The app creates a virtual gold kilo bar and indicates what share of a kilo bar Vaulted users own based on their individual investments. The app is designed to provide not only convenience for gold investors but a simple method to diversify a personal financial portfolio – McAlvany Wealth Management broadly recommends investors should be 75% in stocks and 25% in gold.

If an investor prefers physical delivery of gold, that, too, is possible through Vaulted.

“What we find, having been in business for almost 50 years now, there is a certain set of clients who want to take physical delivery of their gold,” McAlvany said. “And then the new generation, the younger generation, would say, ‘don’t encumber me, don’t complicate my life.’ ... There’s a generation that’s interested in owning gold but not interested in the inconvenience with figuring out what to do with it.”

Expanding the client base

McAlvany Wealth Management has 1,000 new clients since unveiling Vaulted in August, and it expects to add an additional 10,000 to 11,000 new clients through Vaulted in 2020.

“These are new people.

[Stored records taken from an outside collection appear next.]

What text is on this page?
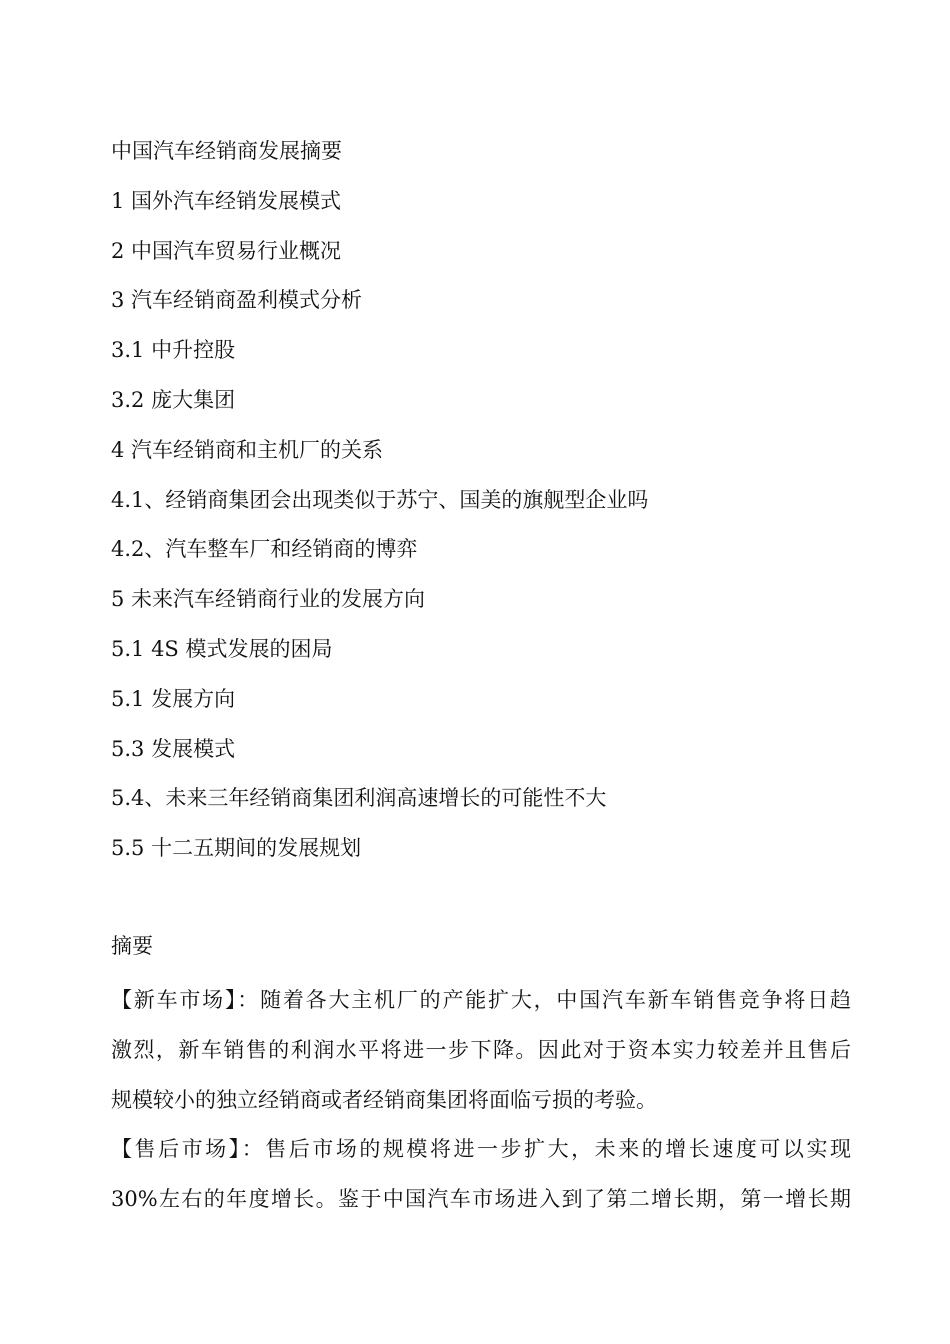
中国汽车经销商发展摘要
1 国外汽车经销发展模式
2 中国汽车贸易行业概况
3 汽车经销商盈利模式分析
3.1 中升控股
3.2 庞大集团
4 汽车经销商和主机厂的关系
4.1、经销商集团会出现类似于苏宁、国美的旗舰型企业吗
4.2、汽车整车厂和经销商的博弈
5 未来汽车经销商行业的发展方向
5.1 4S 模式发展的困局
5.1 发展方向
5.3 发展模式
5.4、未来三年经销商集团利润高速增长的可能性不大
5.5 十二五期间的发展规划
摘要
【新车市场】：随着各大主机厂的产能扩大，中国汽车新车销售竞争将日趋
激烈，新车销售的利润水平将进一步下降。因此对于资本实力较差并且售后
规模较小的独立经销商或者经销商集团将面临亏损的考验。
【售后市场】：售后市场的规模将进一步扩大，未来的增长速度可以实现
30%左右的年度增长。鉴于中国汽车市场进入到了第二增长期，第一增长期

These are people who are interested in gold, but who would not have been in touch with us to buy it. And they’re interested in it because of the format it’s in. Because it’s easy to buy, it’s easy to own, it’s easy to sell. The program is entirely transparent, which is a huge part of the criticism I think that you can bring to the entire industry, hidden fees, taxes, things like that,” McAlvany said.

Besides expanding McAlvany Wealth’s client base among younger and the middle-class investors, Vaulted allows the firm to service clients outside the United States.

“Now, sitting here in Durango, Colorado – because we have secure storage with the Royal Canadian Mint and an app that can be used anywhere in the world – we can have a global client base, and if anything, I think my expectations for growth are too small,” McAlvlany said.

Gold as insurance

Gold prices, which tend to move in the opposite direction of the stock market, have recently been strong despite a strong stock market, which might be an indicator that the economic recovery from the Great Recession is aging and not likely to last much longer.

McAlvany noted that as of July, the current U.S. economic expansion is the longest in history.

“We’re kind of in no man’s land, and perhaps you’d agree there is a business cycle. And there’s times of growth. There’s also times of contraction and consolidation. So, we haven’t had a serious contraction or consolidation in almost 10 years. (The expansion) is long in the tooth, which would argue for hedging some bets and maybe increasing an insurance component.

“And so the role that gold plays today, although for thousands of years it’s been money, just plain vanilla money, today as a reliable store of value, it plays a role of insurance. And you really see how that insurance characteristic plays out during periods of economic stress.”